In 2021, 50% of the energy used by the residential sector in the U.S. came directly from fossil fuels. That doesn’t include the percentage of fossil fuel-based electricity they consumed.

Therefore, the more fossil fuel-based energy you use at home, the more GHGs you add to the atmosphere. You can reduce that by switching to energy-efficient appliances, electronics, and systems. These energy-saving products use less energy than non-efficient ones, saving you money, too.

Another effective strategy is to install or improve your home insulation. Doing so can help cut unwanted heat gains and losses that drive up your energy consumption.

Consider investing in a solar energy system if you have a bigger budget. Solar is renewable, unlike fossil fuels, and its carbon emissions are much lower.

Use Alternative Means of Transportation

The U.S. transportation sector accounted for 27% of the country’s total GHG emissions in 2020. That means it was the leading source of anthropogenic GHGs back then. After all, vehicles, from cars to trucks and aircraft, use massive amounts of fossil fuels.

So, as much as possible, walk or bike more instead of driving. If that’s not viable, consider taking public transport, such as a bus or a train.

Support Organizations With Climate Action Plans

A climate action plan is a comprehensive, strategic framework for reducing GHG emissions. It details reduction targets and necessary steps to reach those goals.

One such method that many climate action plans include is using direct air capture (DAC). This technology directly sucks in carbon from the atmosphere and stores it long-term. It’s effective but costly to build, operate, and maintain.

Thus, some direct air capture companies have started contribution programs. They allow people to make monetary contributions to fund and further their cause. They use these donations to construct, operate, and maintain DAC plants.

Another crucial climate action strategy is reforestation. It aims to restore forests by replanting trees in deforested or destroyed areas.

Many charitable organizations worldwide implement reforestation projects. In the U.S., these include the National Forest Foundation, Trees, Water & People, and Tree People.
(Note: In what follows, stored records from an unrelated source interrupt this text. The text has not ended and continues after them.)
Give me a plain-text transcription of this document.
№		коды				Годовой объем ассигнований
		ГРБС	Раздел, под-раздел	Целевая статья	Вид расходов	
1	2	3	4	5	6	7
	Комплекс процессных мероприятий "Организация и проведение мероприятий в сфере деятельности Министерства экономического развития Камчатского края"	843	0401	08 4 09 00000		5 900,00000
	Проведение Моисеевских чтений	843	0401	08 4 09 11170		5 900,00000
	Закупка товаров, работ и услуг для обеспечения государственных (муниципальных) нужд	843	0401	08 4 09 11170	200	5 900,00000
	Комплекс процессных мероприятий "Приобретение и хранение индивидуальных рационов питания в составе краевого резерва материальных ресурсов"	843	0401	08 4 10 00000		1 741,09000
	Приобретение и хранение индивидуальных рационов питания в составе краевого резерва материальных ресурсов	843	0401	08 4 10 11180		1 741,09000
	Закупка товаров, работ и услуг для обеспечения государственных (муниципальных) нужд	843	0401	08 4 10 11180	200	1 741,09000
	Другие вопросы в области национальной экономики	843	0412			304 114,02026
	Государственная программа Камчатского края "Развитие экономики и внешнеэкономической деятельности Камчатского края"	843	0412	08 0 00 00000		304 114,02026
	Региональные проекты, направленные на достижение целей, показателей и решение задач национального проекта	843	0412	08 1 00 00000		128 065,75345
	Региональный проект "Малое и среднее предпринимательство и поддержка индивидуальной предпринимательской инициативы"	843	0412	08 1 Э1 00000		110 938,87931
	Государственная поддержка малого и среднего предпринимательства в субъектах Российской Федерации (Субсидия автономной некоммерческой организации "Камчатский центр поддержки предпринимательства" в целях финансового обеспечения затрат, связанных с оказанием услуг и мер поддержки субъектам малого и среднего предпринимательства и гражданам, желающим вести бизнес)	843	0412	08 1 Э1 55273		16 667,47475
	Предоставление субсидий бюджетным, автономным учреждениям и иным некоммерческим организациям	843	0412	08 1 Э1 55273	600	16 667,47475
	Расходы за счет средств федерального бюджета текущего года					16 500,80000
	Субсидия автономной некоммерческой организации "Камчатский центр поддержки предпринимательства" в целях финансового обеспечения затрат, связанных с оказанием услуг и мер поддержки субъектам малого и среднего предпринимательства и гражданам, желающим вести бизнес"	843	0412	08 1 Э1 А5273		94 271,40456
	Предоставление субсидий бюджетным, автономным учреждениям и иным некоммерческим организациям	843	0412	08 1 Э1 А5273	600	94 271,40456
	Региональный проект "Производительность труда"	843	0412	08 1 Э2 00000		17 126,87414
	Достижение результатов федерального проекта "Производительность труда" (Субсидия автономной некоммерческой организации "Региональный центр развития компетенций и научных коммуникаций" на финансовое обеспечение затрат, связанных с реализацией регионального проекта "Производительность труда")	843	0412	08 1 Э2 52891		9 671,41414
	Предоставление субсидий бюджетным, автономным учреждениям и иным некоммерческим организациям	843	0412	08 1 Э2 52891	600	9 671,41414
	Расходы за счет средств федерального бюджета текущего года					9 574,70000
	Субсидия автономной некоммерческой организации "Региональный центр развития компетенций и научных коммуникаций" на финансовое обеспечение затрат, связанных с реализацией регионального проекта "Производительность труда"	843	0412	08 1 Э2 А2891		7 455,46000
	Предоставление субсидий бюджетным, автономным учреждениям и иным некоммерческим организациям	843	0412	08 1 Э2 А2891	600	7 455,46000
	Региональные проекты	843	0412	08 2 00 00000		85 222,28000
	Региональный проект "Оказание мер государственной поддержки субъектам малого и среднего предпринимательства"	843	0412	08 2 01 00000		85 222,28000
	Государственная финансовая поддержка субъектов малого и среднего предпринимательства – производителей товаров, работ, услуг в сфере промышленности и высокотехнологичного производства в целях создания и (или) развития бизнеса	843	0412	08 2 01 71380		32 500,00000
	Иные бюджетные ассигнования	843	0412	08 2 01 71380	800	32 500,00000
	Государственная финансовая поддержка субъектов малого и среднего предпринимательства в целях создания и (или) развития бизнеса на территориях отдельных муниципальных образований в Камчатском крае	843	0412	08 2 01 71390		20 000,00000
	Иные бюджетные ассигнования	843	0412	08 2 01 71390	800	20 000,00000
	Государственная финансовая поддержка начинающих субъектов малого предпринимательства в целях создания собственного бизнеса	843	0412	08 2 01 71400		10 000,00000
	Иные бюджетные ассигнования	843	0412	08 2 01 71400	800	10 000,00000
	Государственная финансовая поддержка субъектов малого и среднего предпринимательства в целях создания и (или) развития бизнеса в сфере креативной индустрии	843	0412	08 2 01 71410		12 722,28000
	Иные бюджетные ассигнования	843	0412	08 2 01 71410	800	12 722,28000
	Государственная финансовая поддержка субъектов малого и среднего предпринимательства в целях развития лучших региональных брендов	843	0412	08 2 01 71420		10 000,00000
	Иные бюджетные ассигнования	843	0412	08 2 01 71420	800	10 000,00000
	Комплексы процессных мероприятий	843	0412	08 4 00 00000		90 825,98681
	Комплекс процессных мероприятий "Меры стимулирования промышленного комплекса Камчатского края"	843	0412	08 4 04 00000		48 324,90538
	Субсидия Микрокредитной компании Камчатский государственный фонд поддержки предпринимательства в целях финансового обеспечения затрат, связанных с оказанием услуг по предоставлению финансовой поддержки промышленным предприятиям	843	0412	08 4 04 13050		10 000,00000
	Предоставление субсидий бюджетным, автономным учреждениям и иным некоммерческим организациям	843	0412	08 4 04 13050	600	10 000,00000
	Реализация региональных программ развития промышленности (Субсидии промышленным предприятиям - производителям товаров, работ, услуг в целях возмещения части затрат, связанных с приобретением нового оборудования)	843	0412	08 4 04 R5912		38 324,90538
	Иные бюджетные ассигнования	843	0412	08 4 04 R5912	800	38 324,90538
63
They let donors gift a tree to a loved one or have one planted in their name.

Help Mitigate Global Warming and Climate Change

As you learned in this global warming vs. climate change guide, these two terms aren’t the same. The former refers to rising global temperatures. By contrast, the latter refers to long-term changes caused by global warming.

However, despite their differences, the methods to mitigate them are the same. And fortunately, everyone can contribute to the solution, such as by being energy-smart. Don’t forget that donating to climate action plans can also help.